I was not a spring chicken and by this time I thought I knew what relationships were all about. Equality and respect from both sides. I was mistaken. There was something not right about our relationship from the start, but I stuck with it, because I am an optimistic kind of person and thought things can only get better. It didn't, it got worse. 

The person I chose to spend the rest of my life with turned out to be a control freak. Once I realised I gave him the benefit of the doubt and did everything I could to make it work. The faithful girlfriend who was always going to be there for him, always support him, and always love him excluding all others. I made that promise. 

Two years into it was a turning point. He questioned my every move. I realised that they weren't just questions, but a full blow interrogation of what had I been doing on that day. He demanded to know who I had been talking to, and what had been said. We worked at the same company so we knew the same people. He even started spying on me, admitting that he had seen me talking to someone, then asking me if I was chatting him up. 

I still went along with it because I thought he might have confidence issues and a low self esteem. I thought if I reassured him that he was the only one for me, the interrogation might stop and he might start to relax. But no, it didn't it only got worse as his demands became more frequent. He needed to know he could control me. 

Something had to change, and I had to change it. I had to admit that this relationship was going nowhere. I told him I never wanted to see him again. It all comes back to the saying that you can't change how someone is behaving, but you can change how you deal with it. 

He pestered me for a while with phone calls and wouldn't let go. I was on the verge of reporting him to the police. Eventually they fizzled out. Thank goodness I managed to untangle myself from that mess and get out.  

A headline caught my attention this morning which brought this all back to me. 

Get out of our lives you authoritarian little control freaks.

Grow up. Stop treating us like children who need to be sheltered. Stop telling us all things need to be banned for our own good. Get out of our lives you authoritarian little control freaks.

Thanks for popping in. Catch ya later. Toodle pip.   ilona

EDIT 

As this post is approaching 1000 views I will add this part 2 rather than starting another one. Thank you to those who have shared their personal stories of how they coped with being controlled within their relationships. 

There are many ways of controlling behaviour that can happen at any time, and in any situation. As I see it, most people don't know they are being controlled, because it starts right from the time we are born. We go along with whatever is asked of us, because we are too young to question what we are being told. We are programmed by our parents, our teachers, our relatives, and our employers. That is how we learn what life is about. 

The world evolves and most of us are swept along with it. Some will rebel early when instinct tells them that something is not right. Some will never rebel at all, and are happy to continue with the life that is mapped out for them, without question. Everyone is different. That's a well worn phrase that has been said many times before. 

I broke away from my family at the age of 18, when I decided I could find my own way in life. Other family members still live close together for whatever reason, it is their choice. 

So why am I wittering on about controlling behaviour?
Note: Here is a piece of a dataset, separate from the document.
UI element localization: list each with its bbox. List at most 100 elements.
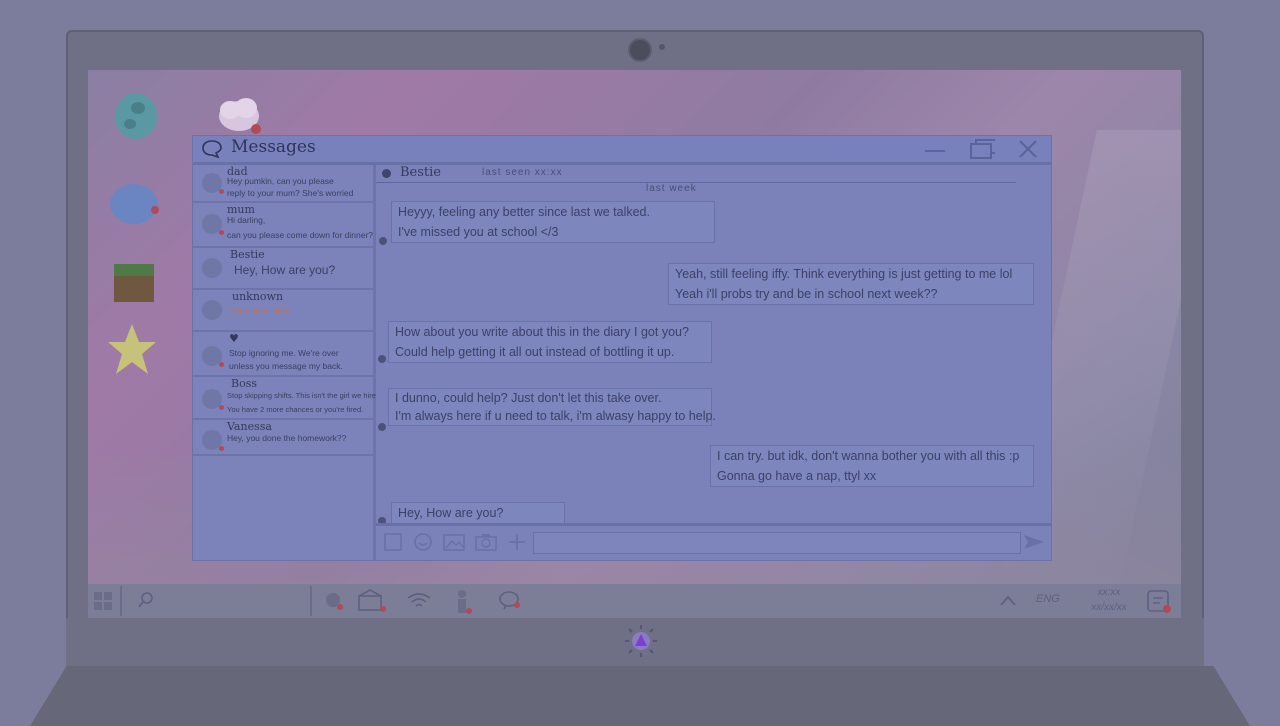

Because I see it happening everywhere. At this moment in time fear is the perfect tool to get people to behave, to comply, and to follow a path towards globalisation. You can see it all around. We are being steered, we are being bullied, we are being coerced into believing that someone else's plan for the planet is the right path to take. 

It's no secret any more, it's all coming out into the open. If you want to know what is going on you have the means to find out at your finger tips. If you don't then that's fine. Carry on as you are.   

Control freaks are everywhere. They are in the government because they want your vote, it gives them a nice home and a nice income. Those who are controlling are usually those with the most money. They prey on the weak and can buy anything they like. They call the shots and will not stop their campaign until the opposition is broken. 

You and me have to be strong. Control is not only about a rotten husband, or wife, or partner. It goes far wider than that. It is about power. Some of the richest people on earth exercising their control over the masses. Go deep down the rabbit holes my friends, and be ready for what is coming up. Watch, listen, observe, digest, then make your own plans. 

I remember this saying. . . . . 

If you don't have a plan for the rest of your life, then someone else does.